In 1977, the Dr Pepper soft drink was promoted with the slogan, “Be a Pepper.”
The marketing campaign behind that slogan had television commercials with hip, cheerful, attractive people dancing through life with the lines,
I’m a Pepper, he’s a Pepper,
She’s a Pepper, we’re a Pepper,
Wouldn’t you like to be a Pepper, too?
Be a Pepper. Drink Dr Pepper.
Parody
A few years later, the Saturday Night Live sketch comedy TV show did a skit* with Laraine Newman playing a teenage girl named Jennifer, sitting on the floor in the family room with the telephone. She calls up strangers from the phone book and encourages them to drink Dr Pepper and asks, “Wouldn’t you like to be a Pepper, too?” She gets the polite brush-off that you’d expect from such a marketing call.

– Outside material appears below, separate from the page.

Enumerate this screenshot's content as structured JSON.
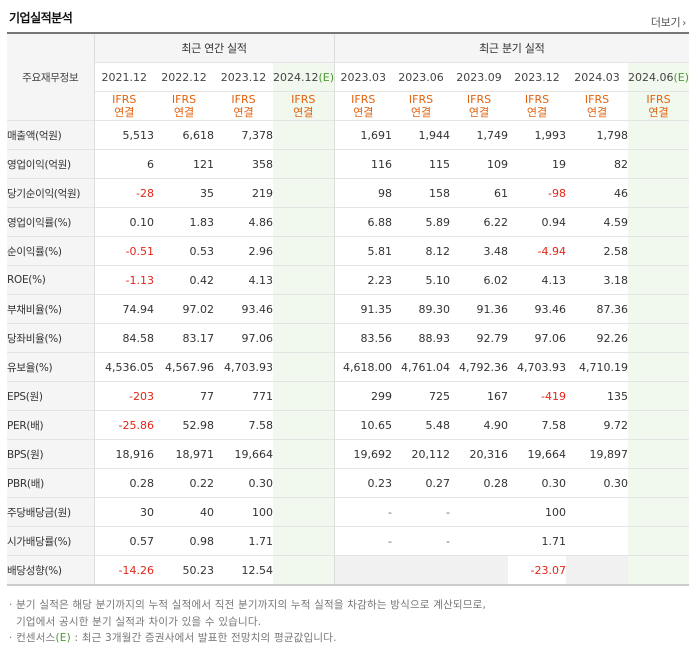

After listening to a few of these calls, her parents tell her that she’s changed ever since she became a Pepper. She’s always at Pepper meetings or calling strangers on the phone or going door to door to encourage people to drink Dr Pepper. She doesn’t see her old friends anymore.
After the father says that it would be different if she got paid, she says, “A Pepper would never accept money for this!”

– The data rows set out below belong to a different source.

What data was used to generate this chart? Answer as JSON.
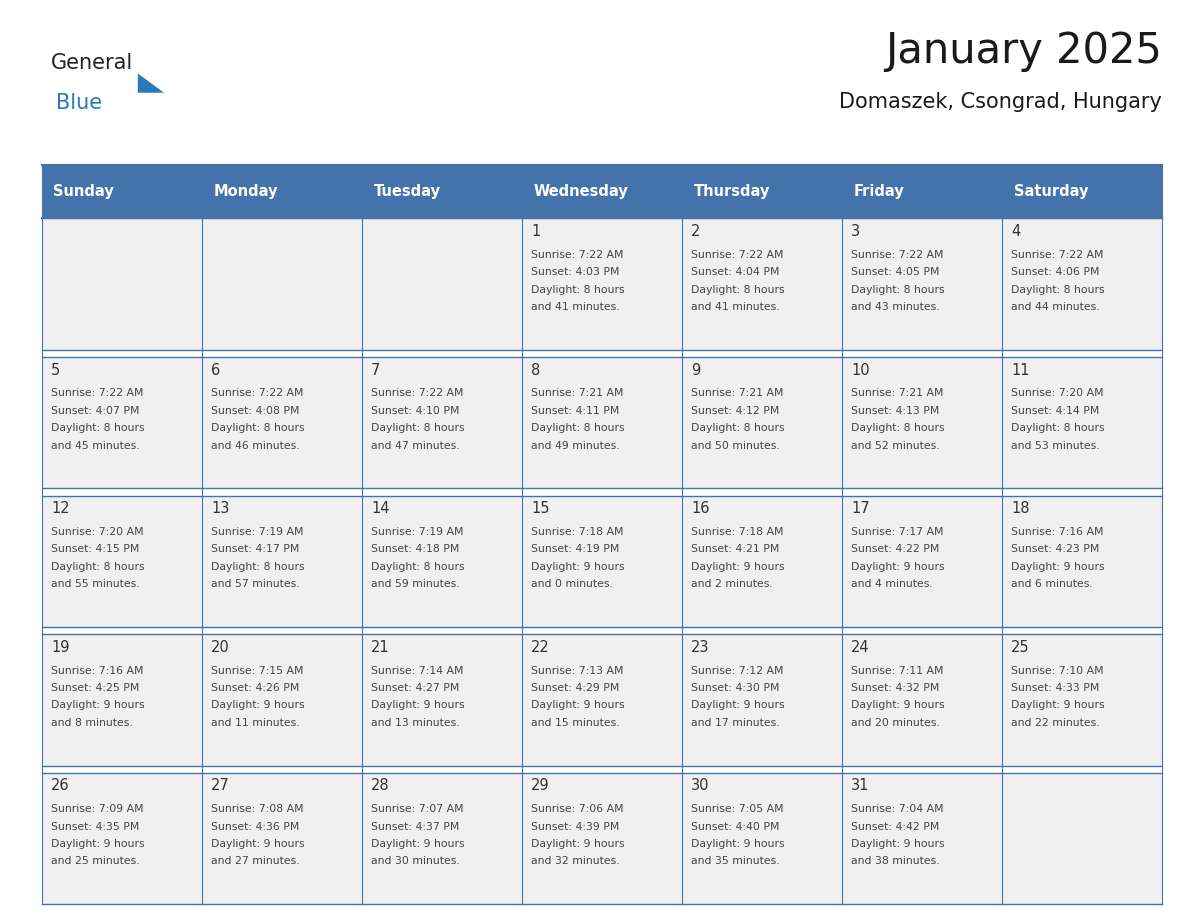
{
  "title": "January 2025",
  "subtitle": "Domaszek, Csongrad, Hungary",
  "header_bg": "#4472AA",
  "header_text_color": "#FFFFFF",
  "cell_bg": "#F0F0F0",
  "day_number_color": "#333333",
  "cell_text_color": "#444444",
  "grid_line_color": "#4472AA",
  "separator_color": "#FFFFFF",
  "days_of_week": [
    "Sunday",
    "Monday",
    "Tuesday",
    "Wednesday",
    "Thursday",
    "Friday",
    "Saturday"
  ],
  "logo_general_color": "#222222",
  "logo_blue_color": "#2878BE",
  "logo_triangle_color": "#2878BE",
  "calendar_data": [
    [
      {
        "day": null,
        "sunrise": null,
        "sunset": null,
        "daylight": null
      },
      {
        "day": null,
        "sunrise": null,
        "sunset": null,
        "daylight": null
      },
      {
        "day": null,
        "sunrise": null,
        "sunset": null,
        "daylight": null
      },
      {
        "day": 1,
        "sunrise": "7:22 AM",
        "sunset": "4:03 PM",
        "daylight": "8 hours\nand 41 minutes."
      },
      {
        "day": 2,
        "sunrise": "7:22 AM",
        "sunset": "4:04 PM",
        "daylight": "8 hours\nand 41 minutes."
      },
      {
        "day": 3,
        "sunrise": "7:22 AM",
        "sunset": "4:05 PM",
        "daylight": "8 hours\nand 43 minutes."
      },
      {
        "day": 4,
        "sunrise": "7:22 AM",
        "sunset": "4:06 PM",
        "daylight": "8 hours\nand 44 minutes."
      }
    ],
    [
      {
        "day": 5,
        "sunrise": "7:22 AM",
        "sunset": "4:07 PM",
        "daylight": "8 hours\nand 45 minutes."
      },
      {
        "day": 6,
        "sunrise": "7:22 AM",
        "sunset": "4:08 PM",
        "daylight": "8 hours\nand 46 minutes."
      },
      {
        "day": 7,
        "sunrise": "7:22 AM",
        "sunset": "4:10 PM",
        "daylight": "8 hours\nand 47 minutes."
      },
      {
        "day": 8,
        "sunrise": "7:21 AM",
        "sunset": "4:11 PM",
        "daylight": "8 hours\nand 49 minutes."
      },
      {
        "day": 9,
        "sunrise": "7:21 AM",
        "sunset": "4:12 PM",
        "daylight": "8 hours\nand 50 minutes."
      },
      {
        "day": 10,
        "sunrise": "7:21 AM",
        "sunset": "4:13 PM",
        "daylight": "8 hours\nand 52 minutes."
      },
      {
        "day": 11,
        "sunrise": "7:20 AM",
        "sunset": "4:14 PM",
        "daylight": "8 hours\nand 53 minutes."
      }
    ],
    [
      {
        "day": 12,
        "sunrise": "7:20 AM",
        "sunset": "4:15 PM",
        "daylight": "8 hours\nand 55 minutes."
      },
      {
        "day": 13,
        "sunrise": "7:19 AM",
        "sunset": "4:17 PM",
        "daylight": "8 hours\nand 57 minutes."
      },
      {
        "day": 14,
        "sunrise": "7:19 AM",
        "sunset": "4:18 PM",
        "daylight": "8 hours\nand 59 minutes."
      },
      {
        "day": 15,
        "sunrise": "7:18 AM",
        "sunset": "4:19 PM",
        "daylight": "9 hours\nand 0 minutes."
      },
      {
        "day": 16,
        "sunrise": "7:18 AM",
        "sunset": "4:21 PM",
        "daylight": "9 hours\nand 2 minutes."
      },
      {
        "day": 17,
        "sunrise": "7:17 AM",
        "sunset": "4:22 PM",
        "daylight": "9 hours\nand 4 minutes."
      },
      {
        "day": 18,
        "sunrise": "7:16 AM",
        "sunset": "4:23 PM",
        "daylight": "9 hours\nand 6 minutes."
      }
    ],
    [
      {
        "day": 19,
        "sunrise": "7:16 AM",
        "sunset": "4:25 PM",
        "daylight": "9 hours\nand 8 minutes."
      },
      {
        "day": 20,
        "sunrise": "7:15 AM",
        "sunset": "4:26 PM",
        "daylight": "9 hours\nand 11 minutes."
      },
      {
        "day": 21,
        "sunrise": "7:14 AM",
        "sunset": "4:27 PM",
        "daylight": "9 hours\nand 13 minutes."
      },
      {
        "day": 22,
        "sunrise": "7:13 AM",
        "sunset": "4:29 PM",
        "daylight": "9 hours\nand 15 minutes."
      },
      {
        "day": 23,
        "sunrise": "7:12 AM",
        "sunset": "4:30 PM",
        "daylight": "9 hours\nand 17 minutes."
      },
      {
        "day": 24,
        "sunrise": "7:11 AM",
        "sunset": "4:32 PM",
        "daylight": "9 hours\nand 20 minutes."
      },
      {
        "day": 25,
        "sunrise": "7:10 AM",
        "sunset": "4:33 PM",
        "daylight": "9 hours\nand 22 minutes."
      }
    ],
    [
      {
        "day": 26,
        "sunrise": "7:09 AM",
        "sunset": "4:35 PM",
        "daylight": "9 hours\nand 25 minutes."
      },
      {
        "day": 27,
        "sunrise": "7:08 AM",
        "sunset": "4:36 PM",
        "daylight": "9 hours\nand 27 minutes."
      },
      {
        "day": 28,
        "sunrise": "7:07 AM",
        "sunset": "4:37 PM",
        "daylight": "9 hours\nand 30 minutes."
      },
      {
        "day": 29,
        "sunrise": "7:06 AM",
        "sunset": "4:39 PM",
        "daylight": "9 hours\nand 32 minutes."
      },
      {
        "day": 30,
        "sunrise": "7:05 AM",
        "sunset": "4:40 PM",
        "daylight": "9 hours\nand 35 minutes."
      },
      {
        "day": 31,
        "sunrise": "7:04 AM",
        "sunset": "4:42 PM",
        "daylight": "9 hours\nand 38 minutes."
      },
      {
        "day": null,
        "sunrise": null,
        "sunset": null,
        "daylight": null
      }
    ]
  ]
}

It’s like she’s in a religious cult. What could be crazier? We have consumers of a commercial product spending their own time and resources increasing the sales of that product, with the only compensation being accolades from fellow believers or perhaps just the knowledge that important work had to be done, and they pitched in to help.
Christianity
We’re more familiar with earnest evangelists within Christianity, but that doesn’t make them any more sensible. They’re told to get out and increase Christianity’s market share, and many do it without pay. Does this make any more sense than Jennifer’s project?
Would you be motivated if the paid staff of Dr Pepper encouraged you to spread the word? Why be any more motivated if the paid staff of the Catholic church or Baptist church or Lutheran church made the same request?
The Great Commission
The typical response is that Christians are obliged to spread the word, but average Christians shouldn’t flatter themselves that Jesus gave them the Great Commission. The gospel of Matthew ends with the eleven disciples at an offsite with Jesus. Jesus said, “Go and make disciples of all nations” (Matthew 28:18), but this was clearly addressed to those eleven disciples.
To Christians who think that evangelism is important, remember that it was important to Jennifer, too. Is your project any better supported by logic?
See also: “The Great Commission and How It Doesn’t Apply to You”
Satan deceives us into voluntarily laying aside
our best weapons of logic and evidence,
thereby ensuring unawares modernism’s triumph over us.
— William Lane Craig, Reasonable Faith
* The skit is from s5e16 on 4/12/80. The video is here (skip to 49:00), but Hulu Plus is required.